A practical CNN workflow
When starting a computer vision project, use a repeatable workflow.
- Define the task. Decide whether the problem is classification, detection, or segmentation.
- Inspect the images. Check resolution, lighting, focus, file types, and artifacts.
- Inspect labels. Check class balance, annotation consistency, and missing labels.
- Choose a starting architecture. Use a simple baseline or a pretrained model.
- Choose the loss function. Match the task and use case.
- Train on a small baseline. Confirm the pipeline works before scaling up.
- Evaluate with the right metric. Use recall, precision, F1, IoU, mAP, Dice, or another appropriate measure.
- Review errors with domain experts. Look at false negatives, false positives, and confusing examples.

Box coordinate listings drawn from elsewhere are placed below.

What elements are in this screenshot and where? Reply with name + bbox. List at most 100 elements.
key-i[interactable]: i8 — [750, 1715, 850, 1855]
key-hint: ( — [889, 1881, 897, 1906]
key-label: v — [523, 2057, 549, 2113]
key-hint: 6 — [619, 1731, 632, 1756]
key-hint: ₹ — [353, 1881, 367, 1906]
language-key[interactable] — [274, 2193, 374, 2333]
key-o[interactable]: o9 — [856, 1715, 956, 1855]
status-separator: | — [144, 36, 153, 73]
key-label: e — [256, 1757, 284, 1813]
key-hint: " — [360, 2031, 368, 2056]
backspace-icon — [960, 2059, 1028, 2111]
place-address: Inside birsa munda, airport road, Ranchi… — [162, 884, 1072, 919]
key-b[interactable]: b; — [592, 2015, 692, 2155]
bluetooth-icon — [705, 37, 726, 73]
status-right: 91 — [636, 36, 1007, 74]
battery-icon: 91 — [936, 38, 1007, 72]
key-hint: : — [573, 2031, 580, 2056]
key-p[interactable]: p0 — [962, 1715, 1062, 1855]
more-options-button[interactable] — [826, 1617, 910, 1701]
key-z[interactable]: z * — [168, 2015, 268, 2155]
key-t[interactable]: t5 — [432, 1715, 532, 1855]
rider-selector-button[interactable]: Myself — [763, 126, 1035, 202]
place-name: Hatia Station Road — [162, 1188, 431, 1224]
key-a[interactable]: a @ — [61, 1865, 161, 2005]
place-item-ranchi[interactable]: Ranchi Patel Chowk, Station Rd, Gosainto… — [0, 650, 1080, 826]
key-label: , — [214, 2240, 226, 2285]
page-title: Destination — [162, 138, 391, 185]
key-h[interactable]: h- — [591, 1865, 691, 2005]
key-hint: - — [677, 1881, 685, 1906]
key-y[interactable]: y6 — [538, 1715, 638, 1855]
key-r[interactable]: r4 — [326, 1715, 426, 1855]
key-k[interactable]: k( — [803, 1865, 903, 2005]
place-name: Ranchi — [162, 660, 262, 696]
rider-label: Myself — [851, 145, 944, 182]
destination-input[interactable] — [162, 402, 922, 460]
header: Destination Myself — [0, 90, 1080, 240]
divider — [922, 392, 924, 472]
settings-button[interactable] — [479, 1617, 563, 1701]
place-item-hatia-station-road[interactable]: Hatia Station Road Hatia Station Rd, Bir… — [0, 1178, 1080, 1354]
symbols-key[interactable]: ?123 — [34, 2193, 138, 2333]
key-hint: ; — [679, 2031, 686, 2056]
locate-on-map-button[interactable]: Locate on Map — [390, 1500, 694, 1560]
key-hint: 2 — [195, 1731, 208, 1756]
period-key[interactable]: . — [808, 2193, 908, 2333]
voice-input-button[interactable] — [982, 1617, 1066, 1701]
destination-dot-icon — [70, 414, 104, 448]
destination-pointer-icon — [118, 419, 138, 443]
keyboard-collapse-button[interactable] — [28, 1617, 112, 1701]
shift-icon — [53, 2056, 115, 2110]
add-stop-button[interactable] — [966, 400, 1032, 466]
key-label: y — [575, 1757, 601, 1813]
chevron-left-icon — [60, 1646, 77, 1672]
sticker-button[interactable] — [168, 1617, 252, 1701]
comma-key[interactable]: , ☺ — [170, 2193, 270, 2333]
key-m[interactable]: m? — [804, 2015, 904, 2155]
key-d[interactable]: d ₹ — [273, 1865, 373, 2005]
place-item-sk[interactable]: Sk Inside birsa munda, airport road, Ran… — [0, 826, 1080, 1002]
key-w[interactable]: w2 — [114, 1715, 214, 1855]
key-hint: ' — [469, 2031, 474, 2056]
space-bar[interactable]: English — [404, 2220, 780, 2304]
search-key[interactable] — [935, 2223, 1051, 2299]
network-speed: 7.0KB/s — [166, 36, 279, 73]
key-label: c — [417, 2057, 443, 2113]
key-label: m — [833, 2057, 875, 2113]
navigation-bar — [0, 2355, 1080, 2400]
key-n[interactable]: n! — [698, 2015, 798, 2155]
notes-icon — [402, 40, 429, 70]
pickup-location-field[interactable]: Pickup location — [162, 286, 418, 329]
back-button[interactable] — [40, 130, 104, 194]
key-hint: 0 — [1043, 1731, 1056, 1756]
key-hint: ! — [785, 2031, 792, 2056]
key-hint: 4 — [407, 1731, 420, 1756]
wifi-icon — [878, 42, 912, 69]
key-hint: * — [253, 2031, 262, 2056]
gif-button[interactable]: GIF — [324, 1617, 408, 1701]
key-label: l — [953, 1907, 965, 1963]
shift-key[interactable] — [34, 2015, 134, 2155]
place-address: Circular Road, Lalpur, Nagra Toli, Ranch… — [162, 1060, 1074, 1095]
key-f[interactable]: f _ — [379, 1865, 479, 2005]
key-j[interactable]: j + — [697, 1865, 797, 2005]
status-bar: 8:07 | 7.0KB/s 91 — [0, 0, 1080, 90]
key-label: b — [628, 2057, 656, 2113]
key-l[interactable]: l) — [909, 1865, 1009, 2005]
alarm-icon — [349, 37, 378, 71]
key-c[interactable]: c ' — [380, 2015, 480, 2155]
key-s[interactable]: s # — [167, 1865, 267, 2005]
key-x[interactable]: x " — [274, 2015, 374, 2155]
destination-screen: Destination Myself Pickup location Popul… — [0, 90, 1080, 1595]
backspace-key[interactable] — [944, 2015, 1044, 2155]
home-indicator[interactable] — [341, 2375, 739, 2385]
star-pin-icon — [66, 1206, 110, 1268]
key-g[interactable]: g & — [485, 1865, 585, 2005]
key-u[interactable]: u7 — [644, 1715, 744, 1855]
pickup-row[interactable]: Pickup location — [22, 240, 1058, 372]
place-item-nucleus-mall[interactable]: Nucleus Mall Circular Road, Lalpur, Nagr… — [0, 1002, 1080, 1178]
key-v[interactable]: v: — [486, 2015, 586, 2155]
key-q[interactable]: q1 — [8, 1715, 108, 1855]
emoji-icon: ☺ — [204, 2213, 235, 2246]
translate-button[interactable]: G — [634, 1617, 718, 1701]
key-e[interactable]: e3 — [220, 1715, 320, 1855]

- Adjust data, loss, thresholds, or architecture. Make changes based on evidence.
- Document decisions. Record why the model, loss, metric, and architecture were chosen.
Summary
CNNs are neural networks designed for grid-like data such as images. Convolutional filters learn local patterns such as edges, textures, corners, and shapes. Pooling can reduce spatial size while keeping strong signals. CNN-based systems may solve classification, object detection, or segmentation tasks depending on what output the workflow requires.
| Topic | Key ideas |
|---|---|
| Image tensor | Numeric grid with height, width, and often channels |
| NCHW / HWC | PyTorch commonly uses batch-channel-height-width; plotting often uses height-width-channel |
| Convolution | Applies learned filters over local regions |
| Pooling | Reduces spatial size while preserving strong responses |
| Classification | Predicts one or more labels for an image |
| Object detection | Predicts boxes and labels for objects |
| Segmentation | Predicts a label for each pixel or region |
| Architecture tradeoff | Accuracy, speed, memory, annotation cost, interpretability |
Practice Questions
Practice Questions
- Why are images different from spreadsheet rows?
- What does N×C×H×W mean?
- Why do convolutional filters help with images?
- What does pooling do?
- What are the main parts of a typical CNN classifier?
- What is the difference between image classification and object detection?
- What is the difference between semantic and instance segmentation?
- When might U-Net be a good starting architecture?
- Why might tiny-defect segmentation need a loss beyond ordinary cross entropy?
- Choose classification, detection, or segmentation for a weld-inspection use case and explain your choice.